Authors: Guangkai Xu, yongtao ge, Mingyu Liu, Chengxiang Fan, Kangyang Xie, Zhiyue Zhao, Hao Chen, Chunhua Shen

ICLR 2025 | Venue PDF | Archive PDF | Plain Text | LLM Run Details

Reproducibility Variable Result LLM Response
Research Type Experimental Comprehensive experiments on a diverse set of dense visual perceptual tasks, including monocular depth estimation, surface normal estimation, image segmentation, and matting, are performed to demonstrate the remarkable adaptability and effectiveness of our proposed method.
Researcher Affiliation Collaboration 1 Zhejiang University, China 2 Ant Group
Pseudocode No The paper describes methods and processes in paragraph text and figures (Figure 1 and 2), but does not contain any clearly labeled 'Pseudocode' or 'Algorithm' blocks or structured code-like procedures.
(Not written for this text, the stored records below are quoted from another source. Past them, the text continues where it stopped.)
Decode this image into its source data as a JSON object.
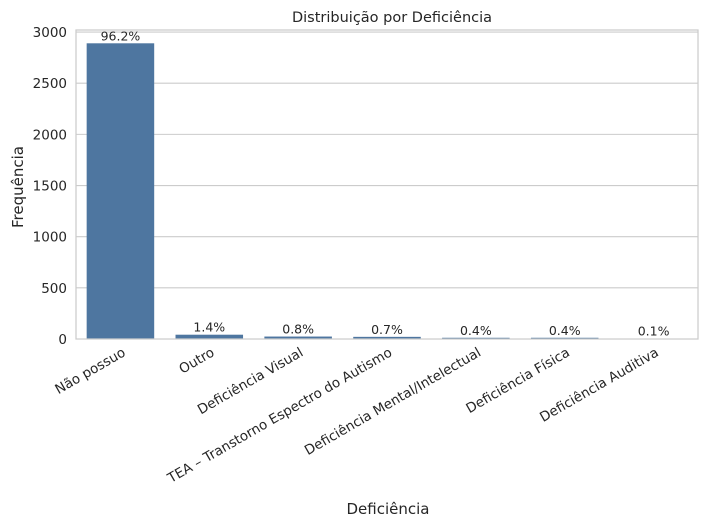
{
  "chart_data": {
    "type": "bar",
    "title": "Distribuição por Deficiência",
    "xlabel": "Deficiência",
    "ylabel": "Frequência",
    "ylim": [
      0,
      3020
    ],
    "yticks": [
      0,
      500,
      1000,
      1500,
      2000,
      2500,
      3000
    ],
    "grid": true,
    "categories": [
      "Não possuo",
      "Outro",
      "Deficiência Visual",
      "TEA – Transtorno Espectro do Autismo",
      "Deficiência Mental/Intelectual",
      "Deficiência Física",
      "Deficiência Auditiva"
    ],
    "values": [
      2890,
      42,
      24,
      21,
      12,
      12,
      3
    ],
    "labels": [
      "96.2%",
      "1.4%",
      "0.8%",
      "0.7%",
      "0.4%",
      "0.4%",
      "0.1%"
    ],
    "bar_color": "#4e76a0",
    "frame_color": "#cccccc",
    "grid_color": "#cccccc"
  }
}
Open Source Code Yes Code: https://github.com/aim-uofa/Gen Percept
Open Datasets Yes The evaluation is performed on five zero-shoft datasets including KITTI (Geiger et al., 2013), NYU (Silberman et al., 2012), Scan Net (Dai et al., 2017), DIODE (Vasiljevic et al., 2019), and ETH3D (Schops et al., 2017). We choose DIS5K (Qin et al., 2022) as the training and testing dataset. For training, we utilized the indoor synthetic dataset, Hyper Sim (Roberts et al., 2021), which comprises 40 semantic segmentation class labels. we test the model s performance on Hypersim (Roberts et al., 2021) and zero-shot ability on a subset of the ADE20k (Zhou et al., 2017) validation set, which contains overlapping classes.
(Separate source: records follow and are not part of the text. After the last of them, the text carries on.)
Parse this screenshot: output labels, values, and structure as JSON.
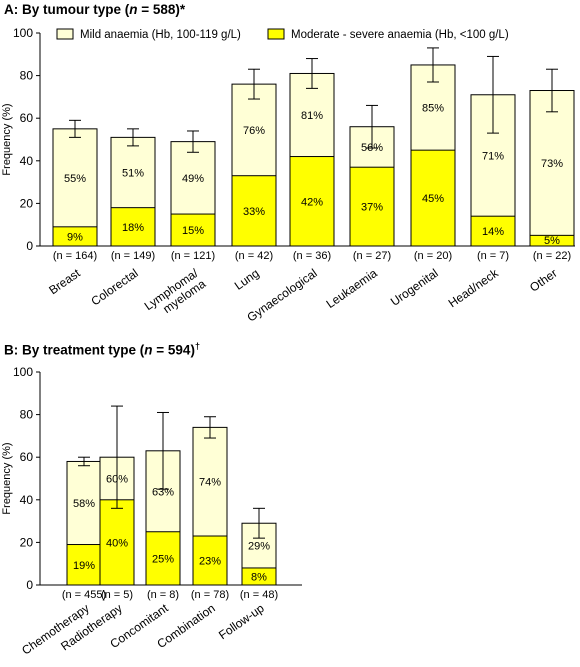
{
  "colors": {
    "mild": "#ffffd6",
    "moderate": "#ffff00",
    "border": "#000000"
  },
  "chart_data": [
    {
      "type": "bar",
      "title_prefix": "A: By tumour type (",
      "title_n": "n",
      "title_value": " = 588)",
      "title_mark": "*",
      "ylabel": "Frequency (%)",
      "ylim": [
        0,
        100
      ],
      "yticks": [
        0,
        20,
        40,
        60,
        80,
        100
      ],
      "legend": [
        "Mild anaemia (Hb, 100-119 g/L)",
        "Moderate - severe anaemia (Hb, <100 g/L)"
      ],
      "categories": [
        "Breast",
        "Colorectal",
        "Lymphoma/\nmyeloma",
        "Lung",
        "Gynaecological",
        "Leukaemia",
        "Urogenital",
        "Head/neck",
        "Other"
      ],
      "n_labels": [
        "(n = 164)",
        "(n = 149)",
        "(n = 121)",
        "(n = 42)",
        "(n = 36)",
        "(n = 27)",
        "(n = 20)",
        "(n = 7)",
        "(n = 22)"
      ],
      "series": [
        {
          "name": "Moderate - severe anaemia (Hb, <100 g/L)",
          "values": [
            9,
            18,
            15,
            33,
            42,
            37,
            45,
            14,
            5
          ],
          "labels": [
            "9%",
            "18%",
            "15%",
            "33%",
            "42%",
            "37%",
            "45%",
            "14%",
            "5%"
          ]
        },
        {
          "name": "Mild anaemia (Hb, 100-119 g/L)",
          "values": [
            55,
            51,
            49,
            76,
            81,
            56,
            85,
            71,
            73
          ],
          "labels": [
            "55%",
            "51%",
            "49%",
            "76%",
            "81%",
            "56%",
            "85%",
            "71%",
            "73%"
          ]
        }
      ],
      "error_bars": [
        [
          51,
          59
        ],
        [
          47,
          55
        ],
        [
          44,
          54
        ],
        [
          69,
          83
        ],
        [
          74,
          88
        ],
        [
          46,
          66
        ],
        [
          77,
          93
        ],
        [
          53,
          89
        ],
        [
          63,
          83
        ]
      ]
    },
    {
      "type": "bar",
      "title_prefix": "B: By treatment type (",
      "title_n": "n",
      "title_value": " = 594)",
      "title_mark": "†",
      "ylabel": "Frequency (%)",
      "ylim": [
        0,
        100
      ],
      "yticks": [
        0,
        20,
        40,
        60,
        80,
        100
      ],
      "categories": [
        "Chemotherapy",
        "Radiotherapy",
        "Concomitant",
        "Combination",
        "Follow-up"
      ],
      "n_labels": [
        "(n = 455)",
        "(n = 5)",
        "(n = 8)",
        "(n = 78)",
        "(n = 48)"
      ],
      "series": [
        {
          "name": "Moderate - severe anaemia (Hb, <100 g/L)",
          "values": [
            19,
            40,
            25,
            23,
            8
          ],
          "labels": [
            "19%",
            "40%",
            "25%",
            "23%",
            "8%"
          ]
        },
        {
          "name": "Mild anaemia (Hb, 100-119 g/L)",
          "values": [
            58,
            60,
            63,
            74,
            29
          ],
          "labels": [
            "58%",
            "60%",
            "63%",
            "74%",
            "29%"
          ]
        }
      ],
      "error_bars": [
        [
          56,
          60
        ],
        [
          36,
          84
        ],
        [
          45,
          81
        ],
        [
          69,
          79
        ],
        [
          22,
          36
        ]
      ]
    }
  ]
}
Dataset Splits Yes We utilize DIS-TR for training and evaluate our model on DIS-VD and DIS-TE subsets. ... we test the model s performance on Hypersim (Roberts et al., 2021) and zero-shot ability on a subset of the ADE20k (Zhou et al., 2017) validation set, which contains overlapping classes.
Hardware Specification No The paper does not provide specific hardware details such as GPU models, CPU models, or memory specifications used for the experiments.
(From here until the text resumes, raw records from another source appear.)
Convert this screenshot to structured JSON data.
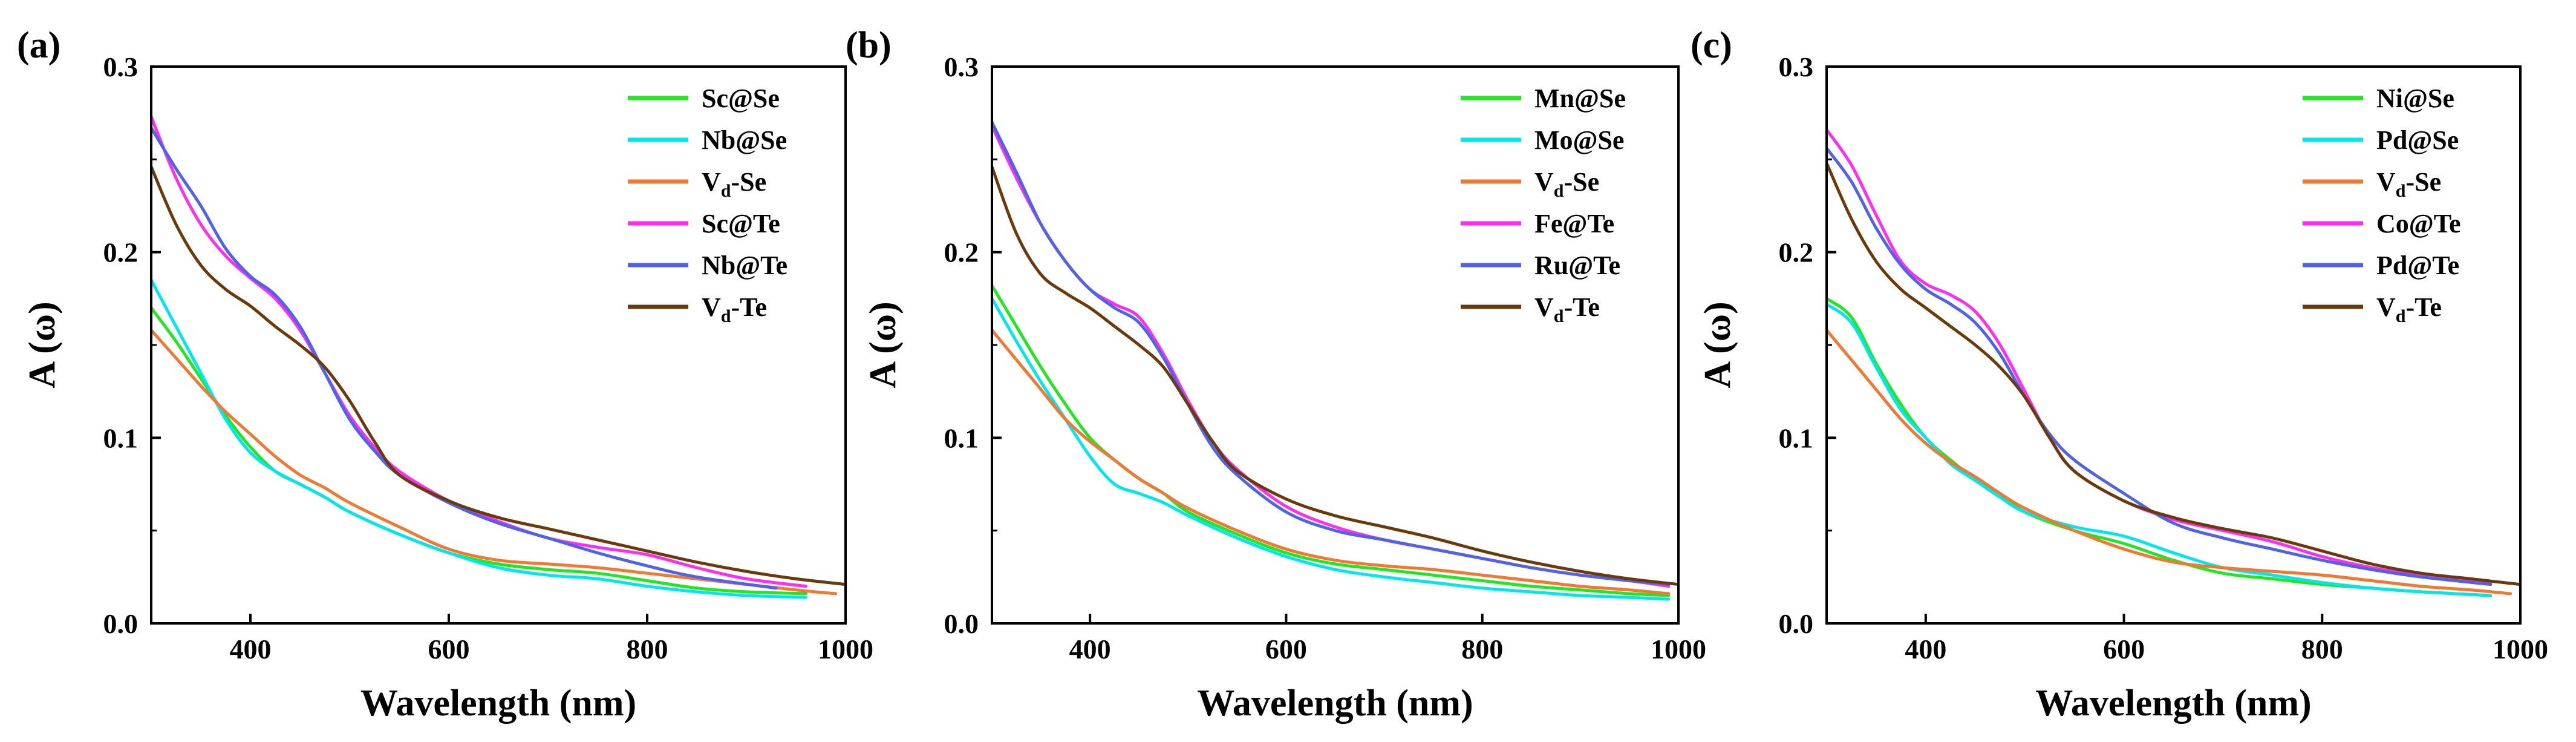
{
  "figure_caption": "",
  "chart_data": [
    {
      "panel": "(a)",
      "type": "line",
      "title": "",
      "xlabel": "Wavelength (nm)",
      "ylabel": "A (ω)",
      "xlim": [
        300,
        1000
      ],
      "ylim": [
        0,
        0.3
      ],
      "xticks": [
        400,
        600,
        800,
        1000
      ],
      "yticks": [
        0.0,
        0.1,
        0.2,
        0.3
      ],
      "xtick_labels": [
        "400",
        "600",
        "800",
        "1000"
      ],
      "ytick_labels": [
        "0.0",
        "0.1",
        "0.2",
        "0.3"
      ],
      "legend_position": "top-right",
      "series": [
        {
          "name": "Sc@Se",
          "label_main": "Sc@Se",
          "label_sub": "",
          "label_tail": "",
          "color": "#22e622",
          "x": [
            300,
            325,
            350,
            375,
            400,
            425,
            450,
            475,
            500,
            550,
            600,
            650,
            700,
            750,
            800,
            850,
            900,
            960
          ],
          "y": [
            0.17,
            0.152,
            0.132,
            0.112,
            0.095,
            0.082,
            0.075,
            0.068,
            0.06,
            0.048,
            0.038,
            0.032,
            0.029,
            0.027,
            0.023,
            0.019,
            0.017,
            0.016
          ]
        },
        {
          "name": "Nb@Se",
          "label_main": "Nb@Se",
          "label_sub": "",
          "label_tail": "",
          "color": "#00e5ee",
          "x": [
            300,
            325,
            350,
            375,
            400,
            425,
            450,
            475,
            500,
            550,
            600,
            650,
            700,
            750,
            800,
            850,
            900,
            960
          ],
          "y": [
            0.185,
            0.16,
            0.135,
            0.11,
            0.092,
            0.082,
            0.075,
            0.068,
            0.06,
            0.048,
            0.038,
            0.03,
            0.026,
            0.024,
            0.02,
            0.017,
            0.015,
            0.014
          ]
        },
        {
          "name": "Vd-Se",
          "label_main": "V",
          "label_sub": "d",
          "label_tail": "-Se",
          "color": "#f07830",
          "x": [
            300,
            325,
            350,
            375,
            400,
            425,
            450,
            475,
            500,
            550,
            600,
            650,
            700,
            750,
            800,
            850,
            900,
            950,
            990
          ],
          "y": [
            0.158,
            0.143,
            0.128,
            0.114,
            0.102,
            0.09,
            0.08,
            0.073,
            0.065,
            0.052,
            0.04,
            0.034,
            0.032,
            0.03,
            0.027,
            0.024,
            0.021,
            0.018,
            0.016
          ]
        },
        {
          "name": "Sc@Te",
          "label_main": "Sc@Te",
          "label_sub": "",
          "label_tail": "",
          "color": "#ff2df0",
          "x": [
            300,
            325,
            350,
            375,
            400,
            425,
            450,
            475,
            500,
            525,
            550,
            600,
            650,
            700,
            750,
            800,
            850,
            900,
            960
          ],
          "y": [
            0.273,
            0.24,
            0.215,
            0.198,
            0.186,
            0.175,
            0.158,
            0.135,
            0.112,
            0.095,
            0.082,
            0.066,
            0.055,
            0.046,
            0.041,
            0.037,
            0.03,
            0.024,
            0.02
          ]
        },
        {
          "name": "Nb@Te",
          "label_main": "Nb@Te",
          "label_sub": "",
          "label_tail": "",
          "color": "#4f63e8",
          "x": [
            300,
            325,
            350,
            375,
            400,
            425,
            450,
            475,
            500,
            525,
            550,
            600,
            650,
            700,
            750,
            800,
            850,
            930
          ],
          "y": [
            0.267,
            0.245,
            0.225,
            0.202,
            0.187,
            0.177,
            0.16,
            0.135,
            0.11,
            0.093,
            0.08,
            0.065,
            0.054,
            0.046,
            0.038,
            0.031,
            0.025,
            0.019
          ]
        },
        {
          "name": "Vd-Te",
          "label_main": "V",
          "label_sub": "d",
          "label_tail": "-Te",
          "color": "#6b3a0a",
          "x": [
            300,
            325,
            350,
            375,
            400,
            425,
            450,
            475,
            500,
            525,
            550,
            600,
            650,
            700,
            750,
            800,
            850,
            900,
            950,
            1000
          ],
          "y": [
            0.246,
            0.215,
            0.193,
            0.18,
            0.171,
            0.16,
            0.15,
            0.138,
            0.12,
            0.098,
            0.08,
            0.066,
            0.057,
            0.051,
            0.045,
            0.039,
            0.033,
            0.028,
            0.024,
            0.021
          ]
        }
      ]
    },
    {
      "panel": "(b)",
      "type": "line",
      "title": "",
      "xlabel": "Wavelength (nm)",
      "ylabel": "A (ω)",
      "xlim": [
        300,
        1000
      ],
      "ylim": [
        0,
        0.3
      ],
      "xticks": [
        400,
        600,
        800,
        1000
      ],
      "yticks": [
        0.0,
        0.1,
        0.2,
        0.3
      ],
      "xtick_labels": [
        "400",
        "600",
        "800",
        "1000"
      ],
      "ytick_labels": [
        "0.0",
        "0.1",
        "0.2",
        "0.3"
      ],
      "legend_position": "top-right",
      "series": [
        {
          "name": "Mn@Se",
          "label_main": "Mn@Se",
          "label_sub": "",
          "label_tail": "",
          "color": "#22e622",
          "x": [
            300,
            325,
            350,
            375,
            400,
            425,
            450,
            475,
            500,
            550,
            600,
            650,
            700,
            750,
            800,
            850,
            900,
            950,
            990
          ],
          "y": [
            0.182,
            0.16,
            0.138,
            0.118,
            0.1,
            0.088,
            0.078,
            0.07,
            0.06,
            0.048,
            0.038,
            0.032,
            0.029,
            0.026,
            0.023,
            0.02,
            0.018,
            0.016,
            0.015
          ]
        },
        {
          "name": "Mo@Se",
          "label_main": "Mo@Se",
          "label_sub": "",
          "label_tail": "",
          "color": "#00e5ee",
          "x": [
            300,
            325,
            350,
            375,
            400,
            425,
            450,
            475,
            500,
            550,
            600,
            650,
            700,
            750,
            800,
            850,
            900,
            950,
            990
          ],
          "y": [
            0.175,
            0.152,
            0.13,
            0.11,
            0.09,
            0.075,
            0.07,
            0.065,
            0.058,
            0.046,
            0.036,
            0.029,
            0.025,
            0.022,
            0.019,
            0.017,
            0.015,
            0.014,
            0.013
          ]
        },
        {
          "name": "Vd-Se",
          "label_main": "V",
          "label_sub": "d",
          "label_tail": "-Se",
          "color": "#f07830",
          "x": [
            300,
            325,
            350,
            375,
            400,
            425,
            450,
            475,
            500,
            550,
            600,
            650,
            700,
            750,
            800,
            850,
            900,
            950,
            990
          ],
          "y": [
            0.158,
            0.142,
            0.126,
            0.11,
            0.098,
            0.088,
            0.078,
            0.07,
            0.062,
            0.05,
            0.04,
            0.034,
            0.031,
            0.029,
            0.026,
            0.023,
            0.02,
            0.018,
            0.016
          ]
        },
        {
          "name": "Fe@Te",
          "label_main": "Fe@Te",
          "label_sub": "",
          "label_tail": "",
          "color": "#ff2df0",
          "x": [
            300,
            325,
            350,
            375,
            400,
            425,
            450,
            475,
            500,
            525,
            550,
            600,
            650,
            700,
            750,
            800,
            850,
            900,
            950,
            990
          ],
          "y": [
            0.268,
            0.24,
            0.215,
            0.195,
            0.18,
            0.172,
            0.165,
            0.145,
            0.12,
            0.098,
            0.083,
            0.063,
            0.052,
            0.045,
            0.04,
            0.035,
            0.03,
            0.026,
            0.023,
            0.02
          ]
        },
        {
          "name": "Ru@Te",
          "label_main": "Ru@Te",
          "label_sub": "",
          "label_tail": "",
          "color": "#4f63e8",
          "x": [
            300,
            325,
            350,
            375,
            400,
            425,
            450,
            475,
            500,
            525,
            550,
            600,
            650,
            700,
            750,
            800,
            850,
            900,
            950,
            990
          ],
          "y": [
            0.27,
            0.243,
            0.215,
            0.195,
            0.18,
            0.17,
            0.162,
            0.143,
            0.118,
            0.095,
            0.08,
            0.06,
            0.05,
            0.045,
            0.04,
            0.035,
            0.03,
            0.026,
            0.023,
            0.021
          ]
        },
        {
          "name": "Vd-Te",
          "label_main": "V",
          "label_sub": "d",
          "label_tail": "-Te",
          "color": "#6b3a0a",
          "x": [
            300,
            325,
            350,
            375,
            400,
            425,
            450,
            475,
            500,
            525,
            550,
            600,
            650,
            700,
            750,
            800,
            850,
            900,
            950,
            1000
          ],
          "y": [
            0.246,
            0.21,
            0.188,
            0.178,
            0.17,
            0.16,
            0.15,
            0.138,
            0.118,
            0.098,
            0.082,
            0.067,
            0.058,
            0.052,
            0.046,
            0.039,
            0.033,
            0.028,
            0.024,
            0.021
          ]
        }
      ]
    },
    {
      "panel": "(c)",
      "type": "line",
      "title": "",
      "xlabel": "Wavelength (nm)",
      "ylabel": "A (ω)",
      "xlim": [
        300,
        1000
      ],
      "ylim": [
        0,
        0.3
      ],
      "xticks": [
        400,
        600,
        800,
        1000
      ],
      "yticks": [
        0.0,
        0.1,
        0.2,
        0.3
      ],
      "xtick_labels": [
        "400",
        "600",
        "800",
        "1000"
      ],
      "ytick_labels": [
        "0.0",
        "0.1",
        "0.2",
        "0.3"
      ],
      "legend_position": "top-right",
      "series": [
        {
          "name": "Ni@Se",
          "label_main": "Ni@Se",
          "label_sub": "",
          "label_tail": "",
          "color": "#22e622",
          "x": [
            300,
            325,
            350,
            375,
            400,
            425,
            450,
            475,
            500,
            550,
            600,
            650,
            700,
            750,
            800,
            850,
            900,
            970
          ],
          "y": [
            0.175,
            0.165,
            0.14,
            0.118,
            0.1,
            0.088,
            0.078,
            0.07,
            0.06,
            0.05,
            0.043,
            0.034,
            0.027,
            0.024,
            0.021,
            0.019,
            0.017,
            0.015
          ]
        },
        {
          "name": "Pd@Se",
          "label_main": "Pd@Se",
          "label_sub": "",
          "label_tail": "",
          "color": "#00e5ee",
          "x": [
            300,
            325,
            350,
            375,
            400,
            425,
            450,
            475,
            500,
            550,
            600,
            650,
            700,
            750,
            800,
            850,
            900,
            970
          ],
          "y": [
            0.172,
            0.162,
            0.138,
            0.115,
            0.1,
            0.086,
            0.077,
            0.068,
            0.06,
            0.052,
            0.047,
            0.038,
            0.03,
            0.026,
            0.022,
            0.019,
            0.017,
            0.015
          ]
        },
        {
          "name": "Vd-Se",
          "label_main": "V",
          "label_sub": "d",
          "label_tail": "-Se",
          "color": "#f07830",
          "x": [
            300,
            325,
            350,
            375,
            400,
            425,
            450,
            475,
            500,
            550,
            600,
            650,
            700,
            750,
            800,
            850,
            900,
            950,
            990
          ],
          "y": [
            0.158,
            0.142,
            0.126,
            0.11,
            0.097,
            0.087,
            0.079,
            0.07,
            0.062,
            0.05,
            0.04,
            0.033,
            0.03,
            0.028,
            0.026,
            0.023,
            0.02,
            0.018,
            0.016
          ]
        },
        {
          "name": "Co@Te",
          "label_main": "Co@Te",
          "label_sub": "",
          "label_tail": "",
          "color": "#ff2df0",
          "x": [
            300,
            325,
            350,
            375,
            400,
            425,
            450,
            475,
            500,
            525,
            550,
            600,
            650,
            700,
            750,
            800,
            850,
            900,
            970
          ],
          "y": [
            0.266,
            0.247,
            0.22,
            0.195,
            0.183,
            0.177,
            0.168,
            0.15,
            0.125,
            0.1,
            0.082,
            0.066,
            0.056,
            0.05,
            0.044,
            0.036,
            0.03,
            0.026,
            0.022
          ]
        },
        {
          "name": "Pd@Te",
          "label_main": "Pd@Te",
          "label_sub": "",
          "label_tail": "",
          "color": "#4f63e8",
          "x": [
            300,
            325,
            350,
            375,
            400,
            425,
            450,
            475,
            500,
            525,
            550,
            600,
            650,
            700,
            750,
            800,
            850,
            900,
            970
          ],
          "y": [
            0.256,
            0.238,
            0.213,
            0.193,
            0.18,
            0.172,
            0.162,
            0.145,
            0.122,
            0.102,
            0.088,
            0.07,
            0.054,
            0.046,
            0.04,
            0.034,
            0.029,
            0.025,
            0.021
          ]
        },
        {
          "name": "Vd-Te",
          "label_main": "V",
          "label_sub": "d",
          "label_tail": "-Te",
          "color": "#6b3a0a",
          "x": [
            300,
            325,
            350,
            375,
            400,
            425,
            450,
            475,
            500,
            525,
            550,
            600,
            650,
            700,
            750,
            800,
            850,
            900,
            950,
            1000
          ],
          "y": [
            0.248,
            0.218,
            0.195,
            0.18,
            0.17,
            0.16,
            0.15,
            0.138,
            0.122,
            0.1,
            0.082,
            0.066,
            0.057,
            0.051,
            0.046,
            0.039,
            0.032,
            0.027,
            0.024,
            0.021
          ]
        }
      ]
    }
  ]
}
Software Dependencies No The paper mentions fine-tuning 'Stable Diffusion v2.1' and using a 'U-Net', but it does not specify programming languages, libraries, or other software components with their version numbers.
Experiment Setup Yes Unless specified otherwise, we freeze the VAE Auto Encoder and fine-tune the U-Net of Stable Diffusion v2.1 to estimate the ground-truth label latent for 30000 iterations, with a resolution of (768, 768), a batch size of 32, and a learning rate of 3e 5.